Your Child's Coarctation of the Aorta (COA) Surgery

Heart surgery for COA is done by a pediatric heart surgeon. The surgery lasts about 4 to 6 hours. You may stay in the waiting room during surgery.

  • Before surgery. You’ll be told not to let your child eat or drink for a certain amount of time before surgery. Follow these instructions closely.

  • During surgery. Your child is given medicine (sedative or anesthesia) to help them sleep and not feel pain during surgery. A breathing tube is placed in your child’s trachea (windpipe) during this time. Special equipment monitors your child’s heart rate, blood pressure, and oxygen levels. In most cases, an incision is made a few inches below the armpit, between the ribs. Sometimes an incision in the middle of the chest is needed to reach the aorta. The narrowed area of the aorta is removed. The remaining ends of the aorta are sewn together. Sometimes part of the artery that goes to the left arm or a graft of manmade materials may be used to repair the aorta. The chest is then closed.

  • After surgery. Your child is taken to a critical care unit. Several catheters, tubes, and wires may be attached to your child. This will help the healthcare team care for them. You can stay with your child during much of this time. They may stay in the hospital for 2 to 5 days. When your child is ready to go home, you’ll be told how to care for your child at home. 

Risks and complications of heart surgery

  • Reaction to sedative or anesthesia

  • Infection

  • Bleeding

  • Problems with the nervous system, such as seizures or stroke 

  • Abnormal buildup of fluid around the heart or lungs

  • Muscle or joint pain

  • Damage to vocal cords or muscle used for breathing (diaphragm)

  • Belly (abdominal) discomfort and feeding problems

  • Heart rhythm problem (arrhythmia)

What are the long-term concerns?

  • After repair of COA, most children can be active. They can do sports and other exercise.

  • Your child will need follow-up visits with the cardiologist.
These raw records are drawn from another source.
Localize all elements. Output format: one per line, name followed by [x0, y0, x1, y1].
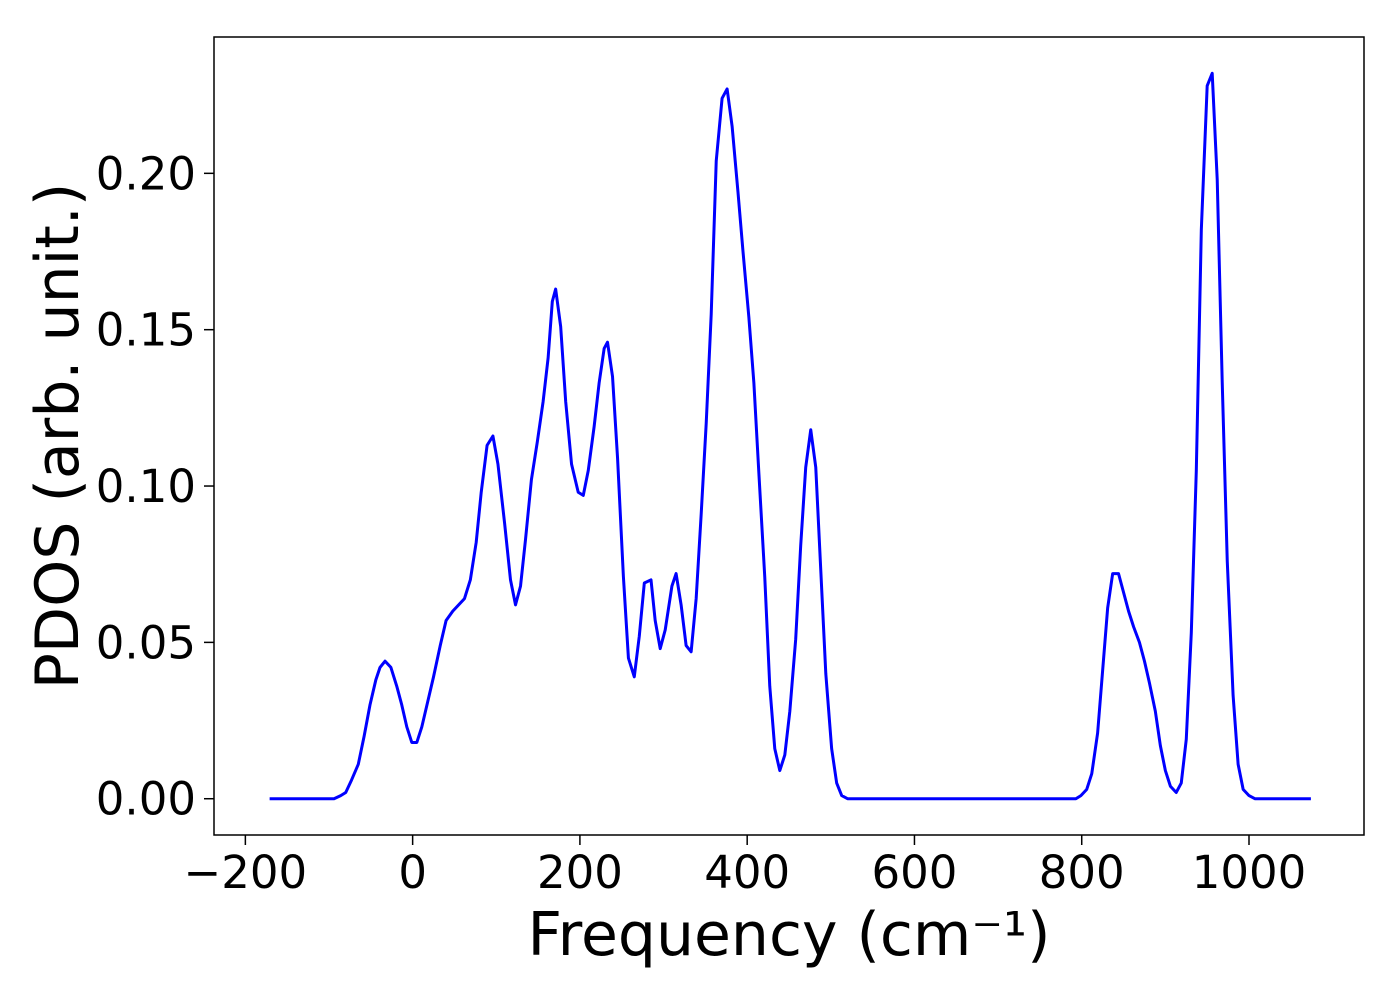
y-axis-label: PDOS (arb. unit.) [23, 183, 93, 690]
x-tick-label: 800 [1039, 846, 1125, 899]
y-tick-label: 0.05 [96, 616, 196, 669]
y-tick-label: 0.10 [96, 460, 196, 513]
y-tick-label: 0.20 [96, 147, 196, 200]
y-tick-label: 0.00 [96, 773, 196, 826]
x-tick-label: 200 [537, 846, 623, 899]
x-tick-label: 0 [398, 846, 427, 899]
x-tick-label: 400 [704, 846, 790, 899]
x-tick-label: 1000 [1192, 846, 1307, 899]
data-line [269, 71, 1311, 801]
plot-frame [213, 36, 1365, 836]
x-tick-label: 600 [872, 846, 958, 899]
y-tick-label: 0.15 [96, 304, 196, 357]
x-tick-label: −200 [184, 846, 308, 899]
x-axis-label: Frequency (cm⁻¹) [527, 900, 1050, 970]
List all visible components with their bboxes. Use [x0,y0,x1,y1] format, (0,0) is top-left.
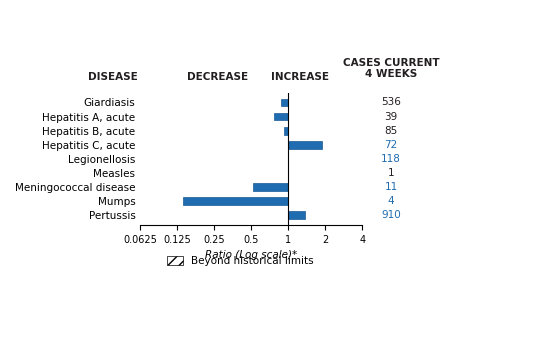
Bar [288,141,323,149]
Text: 11: 11 [384,182,397,192]
Text: 536: 536 [381,97,401,107]
Text: CASES CURRENT
4 WEEKS: CASES CURRENT 4 WEEKS [343,58,440,79]
Text: DECREASE: DECREASE [187,72,248,82]
Bar [281,99,288,106]
Text: 1: 1 [388,168,394,178]
Text: 118: 118 [381,154,401,164]
Bar [284,127,288,135]
Text: 4: 4 [388,196,394,206]
Text: INCREASE: INCREASE [271,72,329,82]
Text: 910: 910 [381,210,401,220]
Bar [253,183,288,191]
Legend: Beyond historical limits: Beyond historical limits [163,251,318,270]
Bar [183,197,288,205]
X-axis label: Ratio (Log scale)*: Ratio (Log scale)* [205,250,298,260]
Text: 39: 39 [384,112,397,122]
Text: 72: 72 [384,140,397,150]
Text: DISEASE: DISEASE [88,72,138,82]
Bar [288,211,305,219]
Bar [274,113,288,120]
Text: 85: 85 [384,126,397,136]
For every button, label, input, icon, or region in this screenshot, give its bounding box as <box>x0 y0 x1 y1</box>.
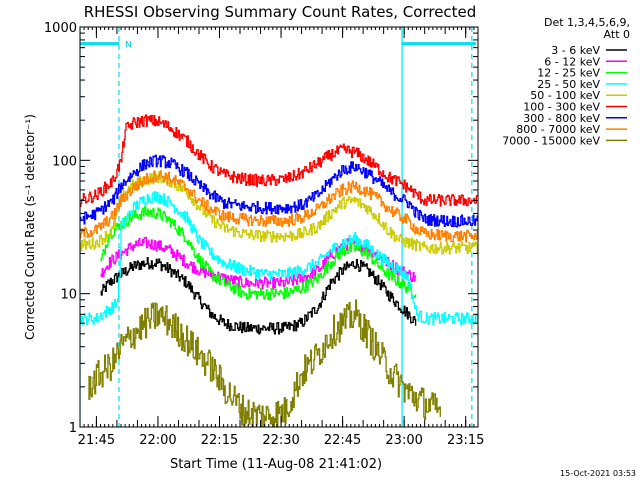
plot-frame <box>79 26 479 428</box>
legend-label: 300 - 800 keV <box>523 112 600 125</box>
x-tick-label: 22:15 <box>201 433 238 448</box>
x-tick-label: 22:45 <box>324 433 361 448</box>
series-line-7 <box>80 170 478 243</box>
legend-header-line-1: Det 1,3,4,5,6,9, <box>544 16 630 29</box>
series-line-5 <box>80 114 478 208</box>
series-line-1 <box>100 236 417 290</box>
chart-title: RHESSI Observing Summary Count Rates, Co… <box>84 3 477 21</box>
legend-label: 7000 - 15000 keV <box>502 134 600 147</box>
legend-label: 12 - 25 keV <box>537 67 600 80</box>
y-tick-label: 1 <box>69 421 77 436</box>
plot-area: N <box>80 27 478 427</box>
axes: 1 10 100 1000 21:45 22:00 22:15 22:30 22:45 23:00… <box>44 21 485 448</box>
x-axis-label: Start Time (11-Aug-08 21:41:02) <box>170 457 382 472</box>
y-tick-label: 1000 <box>44 21 77 36</box>
y-tick-label: 100 <box>52 154 77 169</box>
x-tick-label: 23:15 <box>447 433 484 448</box>
series-line-3 <box>80 191 478 326</box>
legend-label: 3 - 6 keV <box>551 44 600 57</box>
x-tick-label: 22:00 <box>139 433 176 448</box>
legend-label: 6 - 12 keV <box>544 55 600 68</box>
x-tick-label: 21:45 <box>78 433 115 448</box>
legend-label: 25 - 50 keV <box>537 78 600 91</box>
x-tick-label: 23:00 <box>385 433 422 448</box>
x-tick-label: 22:30 <box>262 433 299 448</box>
series-line-6 <box>80 154 478 228</box>
y-tick-label: 10 <box>60 288 77 303</box>
flag-bar-label-0: N <box>125 41 132 51</box>
series-line-0 <box>100 256 417 335</box>
series-line-8 <box>88 299 441 427</box>
y-axis-label: Corrected Count Rate (s⁻¹ detector⁻¹) <box>23 114 37 340</box>
legend-label: 100 - 300 keV <box>523 101 600 114</box>
series-line-2 <box>100 205 417 301</box>
generation-timestamp: 15-Oct-2021 03:53 <box>560 469 636 478</box>
legend-header-line-2: Att 0 <box>604 28 630 41</box>
legend-label: 50 - 100 keV <box>530 89 600 102</box>
legend-label: 800 - 7000 keV <box>516 123 600 136</box>
series-group: N <box>80 27 478 427</box>
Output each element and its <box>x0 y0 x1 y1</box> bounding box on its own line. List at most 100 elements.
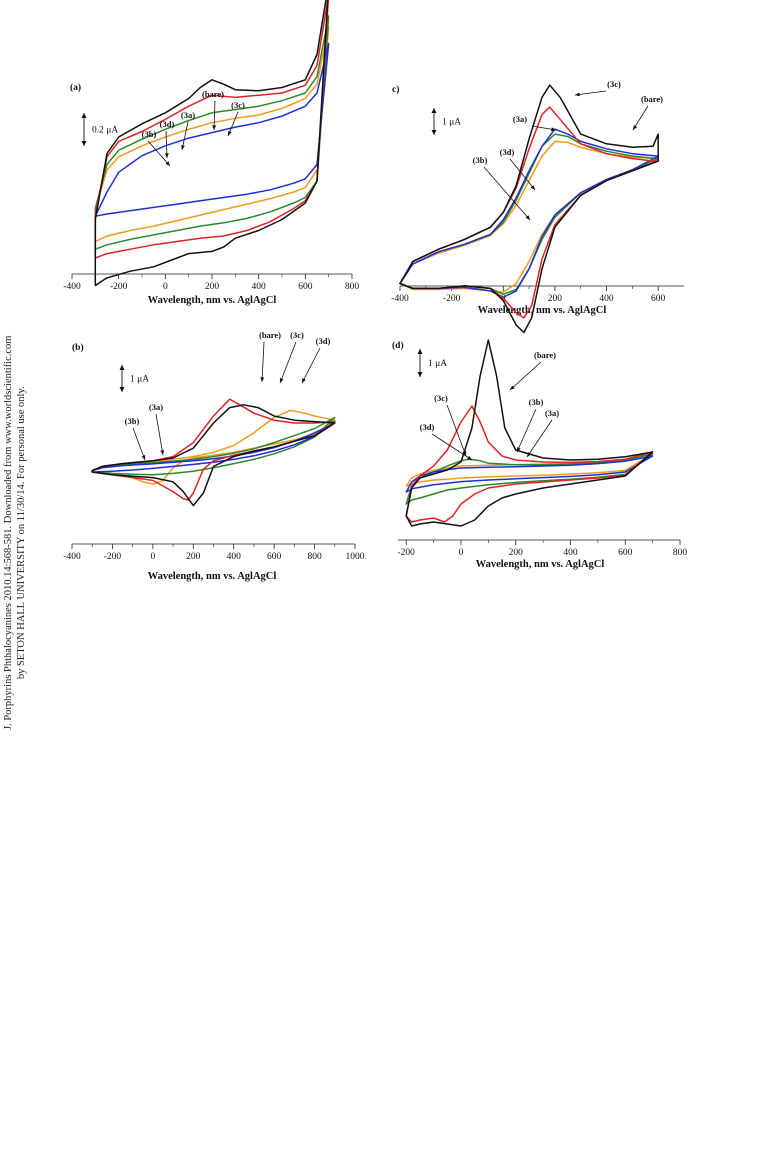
panel-label: (a) <box>70 82 81 93</box>
scale-bar-arrow-up <box>417 349 423 354</box>
annotation-arrowhead <box>228 131 232 136</box>
annotation-label: (3a) <box>545 408 559 418</box>
annotation-label: (3d) <box>500 147 515 157</box>
panel-b: -400 -200 0 200 400 600 800 1000 Wavelength, nm … <box>63 330 364 582</box>
annotation-arrow-line <box>509 361 542 391</box>
annotation-label: (bare) <box>641 94 663 104</box>
x-axis-label: Wavelength, nm vs. AglAgCl <box>476 559 605 570</box>
x-tick-label: 400 <box>227 552 242 562</box>
annotation-arrow-line <box>279 341 297 384</box>
annotation-arrow-line <box>181 121 189 151</box>
annotation-arrowhead <box>279 378 284 383</box>
series-line-3c <box>91 398 336 501</box>
annotation-arrowhead <box>467 455 472 460</box>
x-tick-label: 200 <box>548 294 563 304</box>
panel-label: c) <box>392 84 399 95</box>
annotation-arrow-line <box>155 413 164 456</box>
x-tick-label: -200 <box>110 282 128 292</box>
annotation-arrowhead <box>462 451 467 456</box>
series-line-3c <box>405 405 654 523</box>
x-tick-label: 800 <box>673 548 688 558</box>
series-line-bare <box>399 84 659 334</box>
series-line-bare <box>94 0 329 287</box>
scale-bar-arrow-down <box>119 387 125 392</box>
scale-bar-arrow-down <box>417 372 423 377</box>
scale-bar-arrow-up <box>431 108 437 113</box>
annotation-arrow-line <box>632 105 649 131</box>
panel-d: -200 0 200 400 600 800 Wavelength, nm vs. AglA… <box>392 339 688 570</box>
x-tick-label: 200 <box>205 282 220 292</box>
annotation-label: (3a) <box>513 114 527 124</box>
scale-bar-arrow-down <box>431 130 437 135</box>
annotation-arrowhead <box>165 161 170 166</box>
scale-bar-label: 1 μA <box>442 118 461 128</box>
series-line-bare <box>405 339 654 527</box>
panel-label: (d) <box>392 340 404 351</box>
annotation-label: (3b) <box>142 129 157 139</box>
annotation-arrowhead <box>141 455 146 460</box>
annotation-arrowhead <box>260 377 265 382</box>
annotation-label: (3d) <box>420 422 435 432</box>
annotation-arrowhead <box>510 385 515 390</box>
x-tick-label: 600 <box>651 294 666 304</box>
annotation-arrowhead <box>181 145 185 150</box>
annotation-arrow-line <box>132 427 146 461</box>
annotation-arrow-line <box>261 341 265 383</box>
x-tick-label: 600 <box>618 548 633 558</box>
annotation-arrow-line <box>301 347 321 384</box>
series-line-bare <box>91 404 336 507</box>
annotation-arrow-line <box>147 140 171 167</box>
annotation-label: (bare) <box>259 330 281 340</box>
x-tick-label: -200 <box>104 552 122 562</box>
annotation-arrowhead <box>527 452 532 457</box>
annotation-label: (3b) <box>529 397 544 407</box>
x-tick-label: 400 <box>563 548 578 558</box>
x-tick-label: 0 <box>150 552 155 562</box>
x-tick-label: 200 <box>509 548 524 558</box>
annotation-label: (3c) <box>434 393 448 403</box>
annotation-label: (3a) <box>181 110 195 120</box>
figure-canvas: -400 -200 0 200 400 600 800 Wavelength, nm vs. … <box>63 0 688 582</box>
annotation-label: (3c) <box>607 79 621 89</box>
series-line-3a <box>399 133 659 296</box>
scale-bar-arrow-up <box>81 113 87 118</box>
annotation-arrowhead <box>633 125 638 130</box>
series-line-3c <box>94 0 330 259</box>
annotation-arrowhead <box>525 215 530 220</box>
series-line-3b <box>91 422 336 473</box>
annotation-label: (3b) <box>125 416 140 426</box>
x-tick-label: -400 <box>63 282 81 292</box>
x-tick-label: 600 <box>267 552 282 562</box>
annotation-label: (3b) <box>473 155 488 165</box>
annotation-arrowhead <box>517 447 521 452</box>
x-axis-label: Wavelength, nm vs. AglAgCl <box>148 571 277 582</box>
annotation-arrow-line <box>431 433 473 461</box>
scale-bar-label: 1 μA <box>428 359 447 369</box>
annotation-arrow-line <box>574 90 607 96</box>
annotation-label: (3d) <box>316 336 331 346</box>
annotation-arrowhead <box>575 92 580 97</box>
annotation-arrow-line <box>483 166 531 221</box>
x-tick-label: 1000 <box>346 552 365 562</box>
annotation-label: (bare) <box>202 89 224 99</box>
x-tick-label: -200 <box>443 294 461 304</box>
x-tick-label: 0 <box>459 548 464 558</box>
series-line-3b <box>94 42 330 217</box>
panel-a: -400 -200 0 200 400 600 800 Wavelength, nm vs. … <box>63 0 359 306</box>
scale-bar-label: 0.2 μA <box>92 126 118 136</box>
annotation-arrowhead <box>551 127 556 132</box>
x-tick-label: -400 <box>63 552 81 562</box>
annotation-label: (3c) <box>290 330 304 340</box>
annotation-arrowhead <box>160 450 165 455</box>
x-axis-label: Wavelength, nm vs. AglAgCl <box>148 295 277 306</box>
annotation-arrow-line <box>213 100 216 131</box>
x-tick-label: 800 <box>307 552 322 562</box>
x-tick-label: -400 <box>391 294 409 304</box>
annotation-arrow-line <box>516 408 537 453</box>
x-tick-label: 400 <box>252 282 267 292</box>
series-line-3a <box>405 453 654 505</box>
x-tick-label: 0 <box>163 282 168 292</box>
annotation-arrowhead <box>212 125 217 130</box>
annotation-label: (3c) <box>231 100 245 110</box>
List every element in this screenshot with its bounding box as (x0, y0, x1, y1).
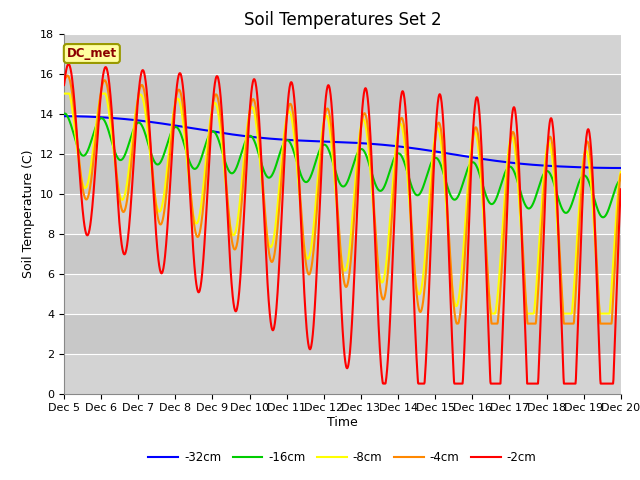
-2cm (429, 171, 437, 177)
-4cm (63, 72, 71, 78)
-16cm (599, 215, 607, 220)
Line: -2cm: -2cm (64, 64, 621, 384)
-2cm (617, 186, 625, 192)
Title: Soil Temperatures Set 2: Soil Temperatures Set 2 (244, 11, 441, 29)
-4cm (429, 160, 437, 166)
-2cm (380, 381, 387, 386)
X-axis label: Time: Time (327, 416, 358, 429)
Bar (64, 354, 621, 394)
-32cm (246, 134, 254, 140)
Bar (64, 313, 621, 354)
Y-axis label: Soil Temperature (C): Soil Temperature (C) (22, 149, 35, 278)
Bar (64, 274, 621, 313)
-16cm (551, 183, 559, 189)
-8cm (429, 152, 436, 157)
Bar (64, 114, 621, 154)
-8cm (60, 91, 68, 96)
-2cm (184, 160, 192, 166)
Bar (64, 234, 621, 274)
-32cm (60, 113, 68, 119)
Line: -4cm: -4cm (64, 75, 621, 324)
-4cm (246, 104, 254, 109)
-8cm (246, 107, 254, 113)
-8cm (184, 166, 191, 171)
-4cm (171, 104, 179, 109)
-8cm (170, 105, 178, 111)
-16cm (184, 154, 191, 159)
-16cm (502, 169, 509, 175)
-2cm (65, 61, 72, 67)
-4cm (453, 321, 461, 326)
-32cm (502, 159, 509, 165)
-2cm (502, 228, 510, 233)
-32cm (429, 148, 436, 154)
-2cm (171, 108, 179, 114)
-16cm (429, 157, 436, 163)
-4cm (60, 76, 68, 82)
Bar (64, 73, 621, 114)
-32cm (551, 163, 559, 169)
-4cm (617, 171, 625, 177)
Legend: -32cm, -16cm, -8cm, -4cm, -2cm: -32cm, -16cm, -8cm, -4cm, -2cm (144, 446, 541, 469)
-4cm (184, 159, 192, 165)
Bar (64, 34, 621, 73)
-4cm (552, 176, 559, 181)
Line: -8cm: -8cm (64, 94, 621, 313)
-2cm (246, 98, 254, 104)
Line: -32cm: -32cm (64, 116, 621, 168)
Line: -16cm: -16cm (64, 114, 621, 217)
-8cm (551, 187, 559, 193)
-16cm (170, 125, 178, 131)
-8cm (617, 169, 625, 175)
-8cm (488, 311, 495, 316)
Text: DC_met: DC_met (67, 47, 117, 60)
-2cm (552, 159, 559, 165)
-16cm (617, 177, 625, 183)
-4cm (502, 190, 510, 195)
Bar (64, 193, 621, 234)
Bar (64, 154, 621, 193)
-2cm (60, 82, 68, 88)
-32cm (170, 122, 178, 128)
-16cm (60, 111, 68, 117)
-8cm (502, 176, 509, 182)
-32cm (184, 125, 191, 131)
-32cm (617, 165, 625, 171)
-16cm (246, 133, 254, 139)
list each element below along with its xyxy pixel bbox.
These visits may happen less often as your child grows older. It's possible that COA will happen again over time. If so, your child will need more treatment with cardiac catheterization or surgery.

  • Medicine may be prescribed to treat problems such as high blood pressure. Children with repaired COA are at higher risk for high blood pressure over time. This often affects children who were older at the time of the first repair. 

  • Your child may need to take antibiotics before having any surgery or dental work for 6 months after surgery. This is to prevent infection of the heart or valves. This infection is called infective endocarditis. The cardiologist will give you instructions for this.